Segundo a defesa, o diagnóstico da doença — já com metástase no fígado, pulmões e intestino — foi confirmado no início do ano. Os advogados disseram ter solicitado a prisão domiciliar ou internação hospitalar para tratamento, todos negados sob a justificativa de que o sistema prisional possuía estrutura suficiente para prestar o atendimento necessário.
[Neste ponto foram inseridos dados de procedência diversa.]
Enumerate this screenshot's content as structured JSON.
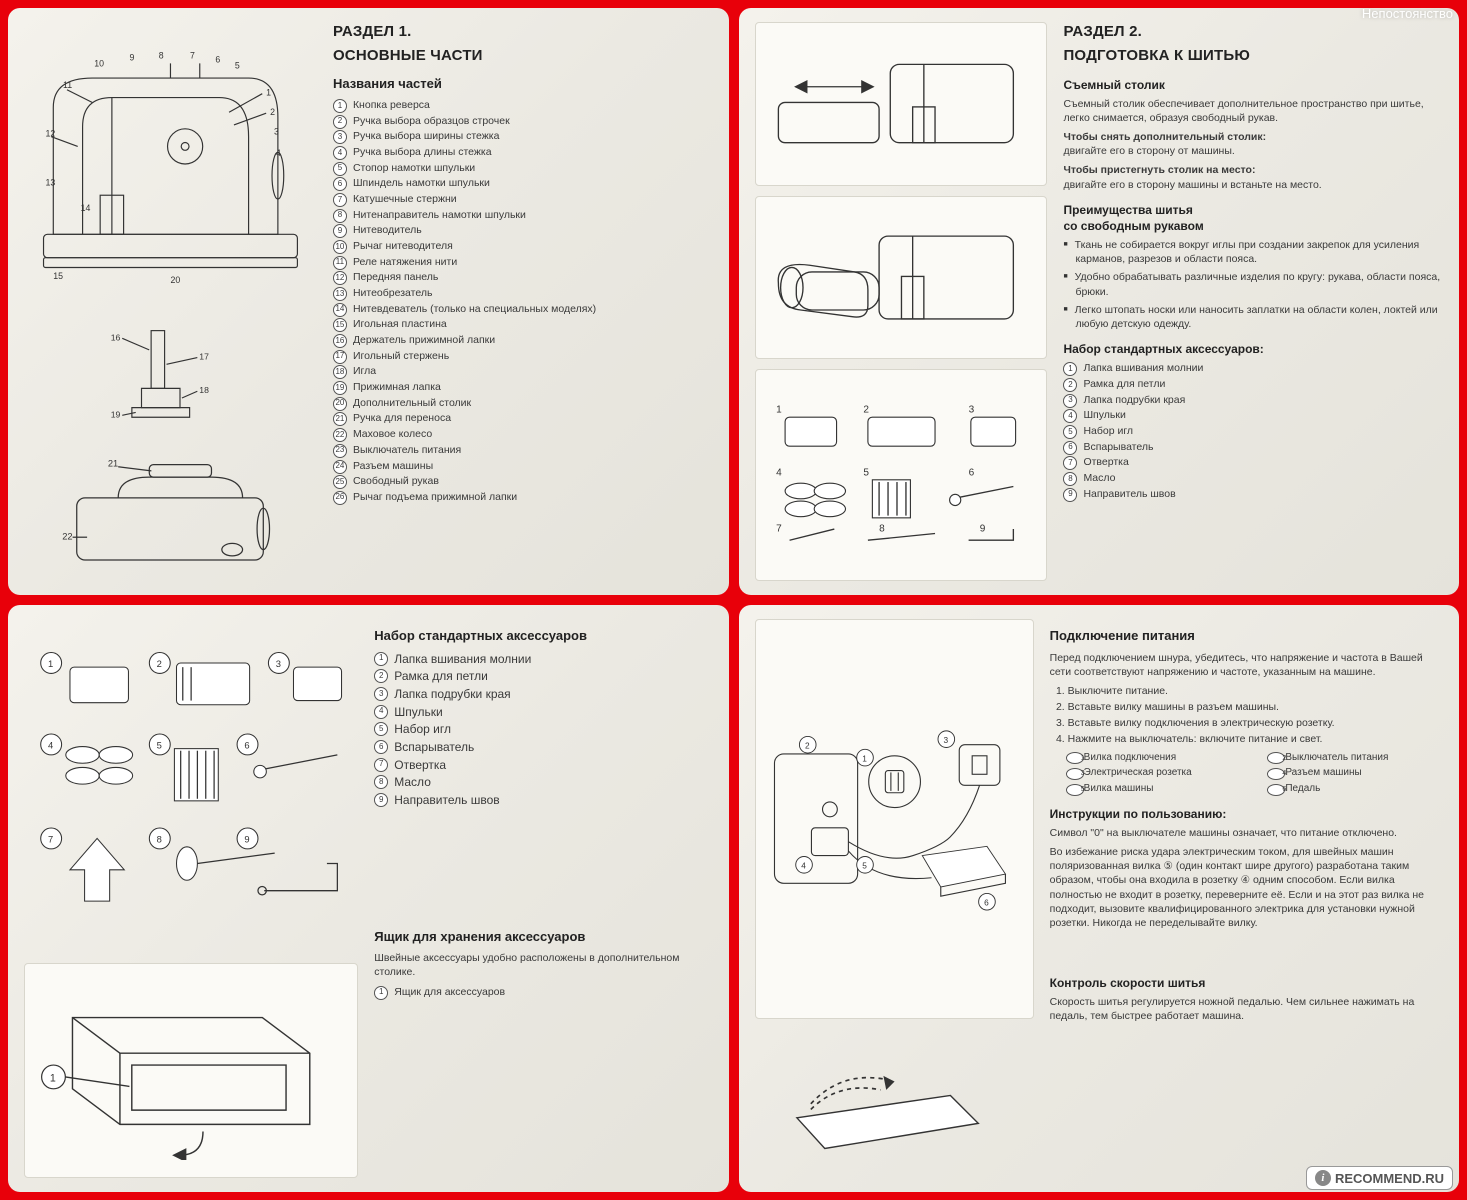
{
  "watermark_top": "Непостоянство",
  "watermark_bottom": "RECOMMEND.RU",
  "colors": {
    "frame": "#e8000a",
    "paper": "#f0eee6",
    "ink": "#333333"
  },
  "panel1": {
    "section_line1": "РАЗДЕЛ 1.",
    "section_line2": "ОСНОВНЫЕ ЧАСТИ",
    "subtitle": "Названия частей",
    "parts": [
      "Кнопка реверса",
      "Ручка выбора образцов строчек",
      "Ручка выбора ширины стежка",
      "Ручка выбора длины стежка",
      "Стопор намотки шпульки",
      "Шпиндель намотки шпульки",
      "Катушечные стержни",
      "Нитенаправитель намотки шпульки",
      "Нитеводитель",
      "Рычаг нитеводителя",
      "Реле натяжения нити",
      "Передняя панель",
      "Нитеобрезатель",
      "Нитевдеватель (только на специальных моделях)",
      "Игольная пластина",
      "Держатель прижимной лапки",
      "Игольный стержень",
      "Игла",
      "Прижимная лапка",
      "Дополнительный столик",
      "Ручка для переноса",
      "Маховое колесо",
      "Выключатель питания",
      "Разъем машины",
      "Свободный рукав",
      "Рычаг подъема прижимной лапки"
    ]
  },
  "panel2": {
    "section_line1": "РАЗДЕЛ 2.",
    "section_line2": "ПОДГОТОВКА К ШИТЬЮ",
    "h_table": "Съемный столик",
    "table_p1": "Съемный столик обеспечивает дополнительное пространство при шитье, легко снимается, образуя свободный рукав.",
    "table_b1": "Чтобы снять дополнительный столик:",
    "table_t1": "двигайте его в сторону от машины.",
    "table_b2": "Чтобы пристегнуть столик на место:",
    "table_t2": "двигайте его в сторону машины и встаньте на место.",
    "h_free1": "Преимущества шитья",
    "h_free2": "со свободным рукавом",
    "free_bullets": [
      "Ткань не собирается вокруг иглы при создании закрепок для усиления карманов, разрезов и области пояса.",
      "Удобно обрабатывать различные изделия по кругу: рукава, области пояса, брюки.",
      "Легко штопать носки или наносить заплатки на области колен, локтей или любую детскую одежду."
    ],
    "h_acc": "Набор стандартных аксессуаров:",
    "acc": [
      "Лапка вшивания молнии",
      "Рамка для петли",
      "Лапка подрубки края",
      "Шпульки",
      "Набор игл",
      "Вспарыватель",
      "Отвертка",
      "Масло",
      "Направитель швов"
    ]
  },
  "panel3": {
    "h_acc": "Набор стандартных аксессуаров",
    "acc": [
      "Лапка вшивания молнии",
      "Рамка для петли",
      "Лапка подрубки края",
      "Шпульки",
      "Набор игл",
      "Вспарыватель",
      "Отвертка",
      "Масло",
      "Направитель швов"
    ],
    "h_box": "Ящик для хранения аксессуаров",
    "box_p": "Швейные аксессуары удобно расположены в дополнительном столике.",
    "box_item": "Ящик для аксессуаров"
  },
  "panel4": {
    "h_power": "Подключение питания",
    "power_p": "Перед подключением шнура, убедитесь, что напряжение и частота в Вашей сети соответствуют напряжению и частоте, указанным на машине.",
    "steps": [
      "Выключите питание.",
      "Вставьте вилку машины в разъем машины.",
      "Вставьте вилку подключения в электрическую розетку.",
      "Нажмите на выключатель: включите питание и свет."
    ],
    "refs": [
      "Вилка подключения",
      "Выключатель питания",
      "Электрическая розетка",
      "Разъем машины",
      "Вилка машины",
      "Педаль"
    ],
    "h_instr": "Инструкции по пользованию:",
    "instr_p1": "Символ \"0\" на выключателе машины означает, что питание отключено.",
    "instr_p2": "Во избежание риска удара электрическим током, для швейных машин поляризованная вилка ⑤ (один контакт шире другого) разработана таким образом, чтобы она входила в розетку ④ одним способом. Если вилка полностью не входит в розетку, переверните её. Если и на этот раз вилка не подходит, вызовите квалифицированного электрика для установки нужной розетки. Никогда не переделывайте вилку.",
    "h_speed": "Контроль скорости шитья",
    "speed_p": "Скорость шитья регулируется ножной педалью. Чем сильнее нажимать на педаль, тем быстрее работает машина."
  }
}
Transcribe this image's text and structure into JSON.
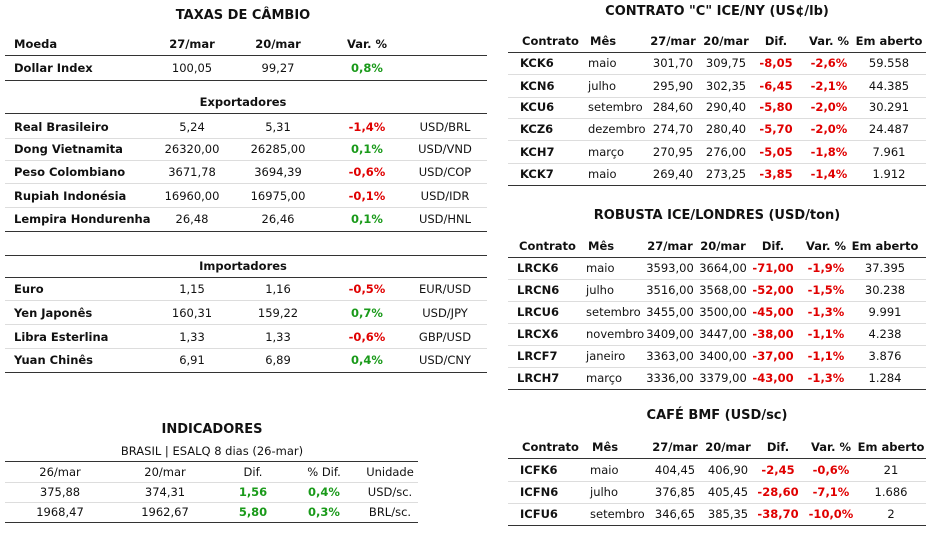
{
  "exchange": {
    "title": "TAXAS DE CÂMBIO",
    "header": [
      "Moeda",
      "27/mar",
      "20/mar",
      "Var. %"
    ],
    "rows": [
      [
        "Dollar Index",
        "100,05",
        "99,27",
        "0,8%"
      ]
    ],
    "groups": [
      {
        "title": "Exportadores",
        "rows": [
          [
            "Real Brasileiro",
            "5,24",
            "5,31",
            "-1,4%",
            "USD/BRL"
          ],
          [
            "Dong Vietnamita",
            "26320,00",
            "26285,00",
            "0,1%",
            "USD/VND"
          ],
          [
            "Peso Colombiano",
            "3671,78",
            "3694,39",
            "-0,6%",
            "USD/COP"
          ],
          [
            "Rupiah Indonésia",
            "16960,00",
            "16975,00",
            "-0,1%",
            "USD/IDR"
          ],
          [
            "Lempira Hondurenha",
            "26,48",
            "26,46",
            "0,1%",
            "USD/HNL"
          ]
        ]
      },
      {
        "title": "Importadores",
        "rows": [
          [
            "Euro",
            "1,15",
            "1,16",
            "-0,5%",
            "EUR/USD"
          ],
          [
            "Yen Japonês",
            "160,31",
            "159,22",
            "0,7%",
            "USD/JPY"
          ],
          [
            "Libra Esterlina",
            "1,33",
            "1,33",
            "-0,6%",
            "GBP/USD"
          ],
          [
            "Yuan Chinês",
            "6,91",
            "6,89",
            "0,4%",
            "USD/CNY"
          ]
        ]
      }
    ]
  },
  "indicators": {
    "title": "INDICADORES",
    "subtitle": "BRASIL | ESALQ 8 dias (26-mar)",
    "header": [
      "26/mar",
      "20/mar",
      "Dif.",
      "% Dif.",
      "Unidade"
    ],
    "rows": [
      [
        "375,88",
        "374,31",
        "1,56",
        "0,4%",
        "USD/sc."
      ],
      [
        "1968,47",
        "1962,67",
        "5,80",
        "0,3%",
        "BRL/sc."
      ]
    ]
  },
  "arabica": {
    "title": "CONTRATO \"C\" ICE/NY (US¢/lb)",
    "header": [
      "Contrato",
      "Mês",
      "27/mar",
      "20/mar",
      "Dif.",
      "Var. %",
      "Em aberto"
    ],
    "rows": [
      [
        "KCK6",
        "maio",
        "301,70",
        "309,75",
        "-8,05",
        "-2,6%",
        "59.558"
      ],
      [
        "KCN6",
        "julho",
        "295,90",
        "302,35",
        "-6,45",
        "-2,1%",
        "44.385"
      ],
      [
        "KCU6",
        "setembro",
        "284,60",
        "290,40",
        "-5,80",
        "-2,0%",
        "30.291"
      ],
      [
        "KCZ6",
        "dezembro",
        "274,70",
        "280,40",
        "-5,70",
        "-2,0%",
        "24.487"
      ],
      [
        "KCH7",
        "março",
        "270,95",
        "276,00",
        "-5,05",
        "-1,8%",
        "7.961"
      ],
      [
        "KCK7",
        "maio",
        "269,40",
        "273,25",
        "-3,85",
        "-1,4%",
        "1.912"
      ]
    ]
  },
  "robusta": {
    "title": "ROBUSTA ICE/LONDRES (USD/ton)",
    "header": [
      "Contrato",
      "Mês",
      "27/mar",
      "20/mar",
      "Dif.",
      "Var. %",
      "Em aberto"
    ],
    "rows": [
      [
        "LRCK6",
        "maio",
        "3593,00",
        "3664,00",
        "-71,00",
        "-1,9%",
        "37.395"
      ],
      [
        "LRCN6",
        "julho",
        "3516,00",
        "3568,00",
        "-52,00",
        "-1,5%",
        "30.238"
      ],
      [
        "LRCU6",
        "setembro",
        "3455,00",
        "3500,00",
        "-45,00",
        "-1,3%",
        "9.991"
      ],
      [
        "LRCX6",
        "novembro",
        "3409,00",
        "3447,00",
        "-38,00",
        "-1,1%",
        "4.238"
      ],
      [
        "LRCF7",
        "janeiro",
        "3363,00",
        "3400,00",
        "-37,00",
        "-1,1%",
        "3.876"
      ],
      [
        "LRCH7",
        "março",
        "3336,00",
        "3379,00",
        "-43,00",
        "-1,3%",
        "1.284"
      ]
    ]
  },
  "bmf": {
    "title": "CAFÉ BMF (USD/sc)",
    "header": [
      "Contrato",
      "Mês",
      "27/mar",
      "20/mar",
      "Dif.",
      "Var. %",
      "Em aberto"
    ],
    "rows": [
      [
        "ICFK6",
        "maio",
        "404,45",
        "406,90",
        "-2,45",
        "-0,6%",
        "21"
      ],
      [
        "ICFN6",
        "julho",
        "376,85",
        "405,45",
        "-28,60",
        "-7,1%",
        "1.686"
      ],
      [
        "ICFU6",
        "setembro",
        "346,65",
        "385,35",
        "-38,70",
        "-10,0%",
        "2"
      ]
    ]
  }
}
Alvinho tinha nove passagens pela polícia
Preso pela primeira vez em 1999, Alvinho acumulava nove anotações criminais e respondia a 13 processos disciplinares. Em 2007, recebeu autorização para Visita Periódica Familiar (VPF), mas não retornou à prisão, sendo recapturado dois anos depois. Em 2023, chegou a ser transferido para o sistema penitenciário federal, mas foi devolvido ao Rio de Janeiro em agosto do mesmo ano, sendo encaminhado à Cadeia Pública José Antônio de Costa Barros, em Gericinó.
Além das condenações já cumpridas, Alvinho era apontado como mandante de uma rebelião em 2018 que resultou na morte de um detento e era investigado por envolvimento na morte de dois presos em 2022.
De acordo com relatos, os assassinatos teriam sido ordenados por ele após a descoberta de um plano dos internos para sequestrar a filha de uma liderança da facção Povo de Israel.